Geneviève Bouché
Geneviève Bouché est une entrepreneure et une chercheuse française, spécialisée dans la recomposition du tissu entrepreneurial en France.
Formation : architecte système, économiste et futurologue cybernéticienne (étude du long terme). Elle est docteur en sciences des organisations.
- Voici quelques éléments marquants à son sujet :
Elle a joué un rôle important dans le lancement de l’industrie du numérique grand public en France dans les années 80 (avant le blocus des USA), - Son agence a accompagné les grandes entreprises françaises, les institutions ou encore les médias dans l’appropriation du numérique (architecture, modèle économique et sociétal),
- Elle a participé à de nombreux travaux de prospective en France, notamment auprès des pouvoirs publics et d’organisations privées,
- Elle s’intéresse particulièrement aux impacts sociétaux des nouvelles technologies sur les modèles de société,
- Elle est connue pour ses réflexions sur la gouvernance partagée et la transformation des organisations.
Domaines d’expertise
- Transformation numérique : Elle étudie comment les nouvelles technologies transforment la société : économie, emploi, gouvernance, rapports sociaux ou encore géopolitique,
- Gouvernance : Elle défend des modèles d’organisation plus collaboratifs et plus adaptés à l’ère du numérique,
- Économie collaborative et blockchain : Elle a été l’une des premières en France à analyser l’impact potentiel de la blockchain et des technologies décentralisées.
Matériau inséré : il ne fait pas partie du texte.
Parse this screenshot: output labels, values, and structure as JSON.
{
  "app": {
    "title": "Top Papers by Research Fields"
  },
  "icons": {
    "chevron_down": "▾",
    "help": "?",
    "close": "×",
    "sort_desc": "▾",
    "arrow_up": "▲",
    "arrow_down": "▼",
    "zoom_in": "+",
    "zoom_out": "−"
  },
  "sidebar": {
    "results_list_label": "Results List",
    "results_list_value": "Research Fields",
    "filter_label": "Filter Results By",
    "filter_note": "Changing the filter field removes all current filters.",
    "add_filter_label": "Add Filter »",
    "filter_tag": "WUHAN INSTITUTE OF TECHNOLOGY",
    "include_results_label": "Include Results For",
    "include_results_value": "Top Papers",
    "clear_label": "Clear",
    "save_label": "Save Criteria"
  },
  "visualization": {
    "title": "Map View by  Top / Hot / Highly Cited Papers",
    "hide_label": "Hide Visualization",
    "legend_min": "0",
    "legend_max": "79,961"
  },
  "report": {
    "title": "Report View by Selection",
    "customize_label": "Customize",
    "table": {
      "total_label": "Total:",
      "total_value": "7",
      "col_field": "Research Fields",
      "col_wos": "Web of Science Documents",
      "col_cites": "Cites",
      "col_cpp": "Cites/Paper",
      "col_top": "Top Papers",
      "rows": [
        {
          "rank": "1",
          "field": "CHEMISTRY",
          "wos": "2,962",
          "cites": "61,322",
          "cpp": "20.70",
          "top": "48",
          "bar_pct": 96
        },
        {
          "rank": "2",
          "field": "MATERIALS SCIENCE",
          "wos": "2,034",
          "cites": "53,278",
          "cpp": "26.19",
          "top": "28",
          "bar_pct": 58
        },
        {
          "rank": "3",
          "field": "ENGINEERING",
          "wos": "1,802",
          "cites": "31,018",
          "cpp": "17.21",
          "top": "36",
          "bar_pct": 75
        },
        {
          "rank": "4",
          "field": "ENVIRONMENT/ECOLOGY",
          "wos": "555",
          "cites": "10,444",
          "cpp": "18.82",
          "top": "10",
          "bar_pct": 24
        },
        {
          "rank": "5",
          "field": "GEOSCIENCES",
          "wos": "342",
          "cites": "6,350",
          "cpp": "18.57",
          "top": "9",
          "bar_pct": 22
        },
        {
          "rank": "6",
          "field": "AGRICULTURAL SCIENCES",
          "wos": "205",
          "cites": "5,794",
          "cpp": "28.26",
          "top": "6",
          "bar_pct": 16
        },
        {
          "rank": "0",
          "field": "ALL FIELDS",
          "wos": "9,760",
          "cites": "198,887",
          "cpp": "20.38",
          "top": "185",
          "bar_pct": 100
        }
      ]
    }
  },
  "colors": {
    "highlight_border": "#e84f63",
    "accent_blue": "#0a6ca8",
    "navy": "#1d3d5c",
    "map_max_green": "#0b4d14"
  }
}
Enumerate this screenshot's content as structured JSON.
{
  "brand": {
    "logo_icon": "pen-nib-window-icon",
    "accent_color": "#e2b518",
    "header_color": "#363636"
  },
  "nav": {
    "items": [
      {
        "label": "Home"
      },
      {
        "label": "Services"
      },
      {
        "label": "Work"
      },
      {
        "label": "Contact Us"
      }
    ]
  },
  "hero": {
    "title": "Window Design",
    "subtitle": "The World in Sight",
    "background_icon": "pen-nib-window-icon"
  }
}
Idées clés et prises de position
- Elle met en avant l’importance de préparer la société aux transformations induites par le numérique, en repensant la gouvernance, l’éducation et les reconnaissances des différentes formes de création de valeur. l’intelligence collective devient la source de prospérité. Les organisations évoluent vers des structures qui vont du local vers le global et non plus l’inverse.
- Elle considère que le numérique peut être une opportunité pour rééquilibrer les pouvoirs et favoriser une société plus équitable, à condition de ne pas laisser ces technologies être uniquement pilotées par des intérêts privés ou étatiques.
Elle insiste sur l’urgence de créer des espaces de dialogue entre citoyens, entreprises et pouvoirs publics pour co-construire un avenir désirable avec le numérique.